Save up your pennies and start with the $24 (or market price) lobster roll. It may be de rigueur in Nantucket, where 167 Raw has a sister location, but such a seafood sandwich eaten take-out from a brick shack across from the Harris Teeter spells an entirely new form of luxury in Charleston. The ice-cold lobster salad would be excellent all by itself, but the small loaf of toasted brioche, dripping with hot butter, forces a reexamination of the proper vehicle for seafood. Forget thermidor or even drawn butter, the best imported crustacean in this town rides on a buttered bun.  

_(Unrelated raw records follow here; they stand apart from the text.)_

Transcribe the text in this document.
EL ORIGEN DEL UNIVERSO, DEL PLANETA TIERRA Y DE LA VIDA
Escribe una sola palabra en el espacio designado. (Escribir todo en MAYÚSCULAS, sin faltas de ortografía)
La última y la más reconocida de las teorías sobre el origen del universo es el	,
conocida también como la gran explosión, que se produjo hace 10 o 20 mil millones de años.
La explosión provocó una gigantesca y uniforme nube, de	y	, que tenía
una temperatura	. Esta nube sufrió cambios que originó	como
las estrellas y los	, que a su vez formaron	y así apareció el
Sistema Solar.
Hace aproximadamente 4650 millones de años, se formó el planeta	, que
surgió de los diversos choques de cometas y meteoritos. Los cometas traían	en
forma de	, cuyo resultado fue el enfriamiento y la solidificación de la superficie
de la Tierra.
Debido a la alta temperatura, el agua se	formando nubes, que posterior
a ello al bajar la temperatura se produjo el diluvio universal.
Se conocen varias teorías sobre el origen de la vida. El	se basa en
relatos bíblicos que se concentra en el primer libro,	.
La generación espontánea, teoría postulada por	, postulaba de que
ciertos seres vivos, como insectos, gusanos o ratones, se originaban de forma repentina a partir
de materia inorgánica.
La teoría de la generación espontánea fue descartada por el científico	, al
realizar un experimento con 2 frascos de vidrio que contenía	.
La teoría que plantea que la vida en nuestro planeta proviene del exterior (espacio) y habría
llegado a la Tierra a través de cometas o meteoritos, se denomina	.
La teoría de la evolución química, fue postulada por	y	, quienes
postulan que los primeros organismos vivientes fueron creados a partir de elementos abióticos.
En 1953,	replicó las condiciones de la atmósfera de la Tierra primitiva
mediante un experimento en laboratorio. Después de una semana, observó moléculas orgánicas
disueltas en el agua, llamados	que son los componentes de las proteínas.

And then there are the myriad cold shellfish options. Something called the “Big Boy” will set you back $50 and ostensibly provide a smattering of everything they offer on the ice, but the real gems lie deeper within the repertoire. You might ponder a tuna burger or the daily fish sandwich; but for upwards of $18, you’d do better at one of our local soul food fish shops.

I come for the ahi poke, a Hawaiian-inflected mound of marinated seafood smacking of sesame and soy. The cold, raw cubes of tuna will make fans of sushi swoon and enchant lovers of fish tartare. The excellent chips served alongside are superfluous; one only needs a fork. As for the ceviche, it is, quite simply, the best I’ve ever tasted outside of the esoteric Peruvian joints that dot larger urban landscapes than our own. The fish is soft and perfectly “cooked” in its acidic bath, which is not too strong, nor overpowering. The recipe changes on a regular basis, but the quality is always the same. It ranks as one of the unheralded dishes that every foodie should seek out and enjoy.

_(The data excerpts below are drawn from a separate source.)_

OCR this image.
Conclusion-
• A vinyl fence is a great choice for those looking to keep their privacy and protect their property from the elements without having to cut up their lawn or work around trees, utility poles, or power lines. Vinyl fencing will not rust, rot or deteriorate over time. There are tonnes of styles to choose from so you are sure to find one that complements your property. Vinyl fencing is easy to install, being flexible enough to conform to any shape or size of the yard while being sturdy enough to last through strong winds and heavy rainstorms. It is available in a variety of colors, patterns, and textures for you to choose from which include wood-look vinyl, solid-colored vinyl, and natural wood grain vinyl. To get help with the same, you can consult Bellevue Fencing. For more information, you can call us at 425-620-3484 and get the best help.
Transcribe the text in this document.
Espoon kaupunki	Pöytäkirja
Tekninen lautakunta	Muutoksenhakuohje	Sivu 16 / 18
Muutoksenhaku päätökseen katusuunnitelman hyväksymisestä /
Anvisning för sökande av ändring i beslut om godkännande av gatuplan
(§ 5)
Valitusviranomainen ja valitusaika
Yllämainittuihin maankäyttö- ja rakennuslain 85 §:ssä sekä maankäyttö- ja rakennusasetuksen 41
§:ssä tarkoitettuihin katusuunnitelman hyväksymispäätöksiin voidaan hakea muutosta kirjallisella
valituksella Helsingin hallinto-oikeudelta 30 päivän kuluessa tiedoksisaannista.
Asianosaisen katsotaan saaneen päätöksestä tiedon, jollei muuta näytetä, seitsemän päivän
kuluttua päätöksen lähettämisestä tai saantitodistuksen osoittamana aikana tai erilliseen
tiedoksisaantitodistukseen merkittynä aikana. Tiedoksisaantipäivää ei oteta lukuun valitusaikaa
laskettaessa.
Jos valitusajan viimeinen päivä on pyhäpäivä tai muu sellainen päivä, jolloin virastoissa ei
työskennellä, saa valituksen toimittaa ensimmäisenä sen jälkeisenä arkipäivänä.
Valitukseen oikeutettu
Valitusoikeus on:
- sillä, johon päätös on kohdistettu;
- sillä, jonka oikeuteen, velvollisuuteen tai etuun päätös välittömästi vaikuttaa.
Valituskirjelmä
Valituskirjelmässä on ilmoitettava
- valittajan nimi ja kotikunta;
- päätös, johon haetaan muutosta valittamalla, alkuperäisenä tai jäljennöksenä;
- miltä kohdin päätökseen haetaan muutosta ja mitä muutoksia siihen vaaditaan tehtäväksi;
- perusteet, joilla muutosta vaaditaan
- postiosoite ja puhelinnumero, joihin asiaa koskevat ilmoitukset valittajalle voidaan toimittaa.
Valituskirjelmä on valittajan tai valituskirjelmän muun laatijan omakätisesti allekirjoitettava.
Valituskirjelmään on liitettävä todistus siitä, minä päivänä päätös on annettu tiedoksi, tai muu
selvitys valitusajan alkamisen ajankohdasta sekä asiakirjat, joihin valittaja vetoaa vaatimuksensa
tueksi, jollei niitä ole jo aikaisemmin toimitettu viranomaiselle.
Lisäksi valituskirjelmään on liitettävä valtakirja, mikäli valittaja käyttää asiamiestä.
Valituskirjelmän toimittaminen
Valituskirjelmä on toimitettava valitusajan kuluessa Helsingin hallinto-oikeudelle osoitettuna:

That goes for the pork carnitas taco—its meat slow-roasted for 10 hours—and the delicious boiled shrimp taco bursting with avocado and pickled onions, as well. The punchiest dishes in the lineup, they offer a bit of spice and are an affordable snack worth every bit of the six dollars they command.

Cramped seats next to piles of provisions, purveyors jostling cases of frozen crab claws overhead, and reservation-less queues in the sweltering August heat will never rise to the extravagance of what 167 Raw sells. It is a victim of its own success, but the dedicated following that lines up out the door seems to think otherwise. If you get there early, sit at the little kitchen raw bar, browse your way through the small plates, and save room for dessert. The key lime pie is delectable. And it’s a measly four bucks.

The Draw: Luxe seafood prepared to order
The Drawback: The cozy space makes snagging a seat a challenge.